The ring is covered under most insurance plans, otherwise it costs between $30 to $75. Low-cost clinics can also help cover the cost of the ring.

What are the benefits?

The ring stays in during sex so there’s no risk of “ruining the moment.” It can also lead to shorter and lighter periods, hooray! Some people also report improvements in problems with acne or menstrual cramps.

What are the drawbacks?

Some ring users reported issues with spotting or bleeding between periods and/or breast tenderness. Remembering to take the ring out and put it back in at the right time can be problematic—especially for college students with crazy schedules.

The Implant (Nexplanon)

How does it work?

The implant is a rod smaller than a matchstick that gets inserted into the upper arm via a tiny incision and works by releasing hormones which thicken cervical mucus and prevent the ovaries from releasing eggs.

How effective is it?

Similarly to the IUD, the implant requires no upkeep after insertion so both the typical use and perfect use rates are over 99 percent!

How much does it cost?

As with each of the previous methods the implant is covered under most insurance plans, but unfortunately it is pretty pricy on its own. The implant ranges from $450 to $800, but cost can be reduced at low-cost clinics.

What are the benefits?

After insertion one is good to go for three years and doesn’t have to remember any extra steps in the heat of the moment. Many women also experience lighter periods or sometimes no periods at all.

What are the drawbacks?

Some gal pals experience the exact opposite of lighter periods, meaning irregular or constant periods. These women usually decide the implant is not for them and try a different method.

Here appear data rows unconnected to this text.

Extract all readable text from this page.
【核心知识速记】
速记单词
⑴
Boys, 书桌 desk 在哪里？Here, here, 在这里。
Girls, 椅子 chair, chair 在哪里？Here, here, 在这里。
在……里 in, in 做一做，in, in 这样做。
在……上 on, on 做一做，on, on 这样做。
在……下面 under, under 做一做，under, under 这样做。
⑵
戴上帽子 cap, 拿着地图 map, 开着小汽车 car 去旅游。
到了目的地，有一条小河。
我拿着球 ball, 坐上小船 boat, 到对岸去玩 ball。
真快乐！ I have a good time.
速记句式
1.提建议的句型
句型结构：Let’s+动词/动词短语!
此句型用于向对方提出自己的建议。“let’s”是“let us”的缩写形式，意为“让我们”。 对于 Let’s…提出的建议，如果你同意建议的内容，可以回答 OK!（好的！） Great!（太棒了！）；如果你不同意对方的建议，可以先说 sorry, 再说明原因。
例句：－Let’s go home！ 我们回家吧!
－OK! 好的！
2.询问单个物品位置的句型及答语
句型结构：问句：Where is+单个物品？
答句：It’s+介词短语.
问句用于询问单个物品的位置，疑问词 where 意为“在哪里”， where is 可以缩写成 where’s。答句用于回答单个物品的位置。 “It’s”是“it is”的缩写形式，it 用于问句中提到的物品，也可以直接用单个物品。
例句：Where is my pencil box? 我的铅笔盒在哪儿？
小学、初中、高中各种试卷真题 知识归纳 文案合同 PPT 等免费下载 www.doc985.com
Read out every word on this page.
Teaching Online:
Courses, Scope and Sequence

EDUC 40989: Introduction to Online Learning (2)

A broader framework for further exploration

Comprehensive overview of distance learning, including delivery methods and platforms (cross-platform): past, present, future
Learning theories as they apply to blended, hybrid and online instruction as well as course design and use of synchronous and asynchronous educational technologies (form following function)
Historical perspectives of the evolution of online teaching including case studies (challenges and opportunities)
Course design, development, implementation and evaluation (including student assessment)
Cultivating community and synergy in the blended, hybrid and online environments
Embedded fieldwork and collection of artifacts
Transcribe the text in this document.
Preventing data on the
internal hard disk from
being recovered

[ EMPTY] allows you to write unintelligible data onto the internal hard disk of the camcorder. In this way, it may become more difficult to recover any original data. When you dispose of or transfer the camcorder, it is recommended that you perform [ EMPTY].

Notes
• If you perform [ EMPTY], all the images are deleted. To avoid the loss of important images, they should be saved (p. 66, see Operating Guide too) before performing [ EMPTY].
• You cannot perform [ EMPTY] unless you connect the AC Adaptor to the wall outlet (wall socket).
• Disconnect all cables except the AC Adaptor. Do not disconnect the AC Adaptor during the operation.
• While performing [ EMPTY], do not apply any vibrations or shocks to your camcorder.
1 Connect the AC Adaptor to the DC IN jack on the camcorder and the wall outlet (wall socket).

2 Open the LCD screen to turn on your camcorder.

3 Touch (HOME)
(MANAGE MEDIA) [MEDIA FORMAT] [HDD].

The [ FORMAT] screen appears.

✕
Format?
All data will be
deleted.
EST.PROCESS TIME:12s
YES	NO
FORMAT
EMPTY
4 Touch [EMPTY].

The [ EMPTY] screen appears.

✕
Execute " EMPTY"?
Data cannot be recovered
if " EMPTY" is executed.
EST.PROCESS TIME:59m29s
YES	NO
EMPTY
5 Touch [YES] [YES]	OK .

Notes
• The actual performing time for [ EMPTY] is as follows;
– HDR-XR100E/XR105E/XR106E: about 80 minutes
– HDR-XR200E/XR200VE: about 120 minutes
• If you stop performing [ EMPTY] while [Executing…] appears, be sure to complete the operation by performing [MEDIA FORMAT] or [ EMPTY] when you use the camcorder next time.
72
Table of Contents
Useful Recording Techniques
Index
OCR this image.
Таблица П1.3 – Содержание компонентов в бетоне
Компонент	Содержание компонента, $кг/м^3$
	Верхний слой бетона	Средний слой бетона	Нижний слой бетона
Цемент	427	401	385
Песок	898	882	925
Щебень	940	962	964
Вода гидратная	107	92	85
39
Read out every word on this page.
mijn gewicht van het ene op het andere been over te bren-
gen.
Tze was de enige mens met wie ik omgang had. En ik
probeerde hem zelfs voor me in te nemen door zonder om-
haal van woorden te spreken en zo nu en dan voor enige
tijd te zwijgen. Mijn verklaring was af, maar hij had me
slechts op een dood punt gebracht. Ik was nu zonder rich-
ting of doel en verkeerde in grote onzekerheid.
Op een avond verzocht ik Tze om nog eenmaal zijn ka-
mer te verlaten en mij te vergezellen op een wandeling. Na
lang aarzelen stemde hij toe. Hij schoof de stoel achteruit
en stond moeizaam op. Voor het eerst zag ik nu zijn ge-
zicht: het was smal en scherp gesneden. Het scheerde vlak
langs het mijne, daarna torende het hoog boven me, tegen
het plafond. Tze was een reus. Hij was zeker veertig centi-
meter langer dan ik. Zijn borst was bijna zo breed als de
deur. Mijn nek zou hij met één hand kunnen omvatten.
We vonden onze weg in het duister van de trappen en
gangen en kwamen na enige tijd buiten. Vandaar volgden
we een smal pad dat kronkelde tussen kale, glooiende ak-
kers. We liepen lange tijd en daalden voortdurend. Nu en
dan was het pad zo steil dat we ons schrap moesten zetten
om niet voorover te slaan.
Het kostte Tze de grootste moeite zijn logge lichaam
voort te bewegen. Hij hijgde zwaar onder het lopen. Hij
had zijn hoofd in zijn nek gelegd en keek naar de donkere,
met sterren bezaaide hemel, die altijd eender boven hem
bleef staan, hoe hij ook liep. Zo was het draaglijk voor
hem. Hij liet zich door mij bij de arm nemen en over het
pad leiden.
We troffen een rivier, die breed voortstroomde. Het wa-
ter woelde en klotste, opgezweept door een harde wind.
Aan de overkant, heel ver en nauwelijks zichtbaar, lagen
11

What do I do with all this information?

When it comes to contraception there is no “one-size fits all.” Deciding which option is best is a personal process that requires a lot of weighing of possibilities and options. Being realistic about the level of responsibility certain methods require is important to ensure the highest possible efficacy rates. If one doesn’t want to be gifted with an STI or bundle of joy this year, it’s time to make a list and check it twice to determine what type of contraception is best.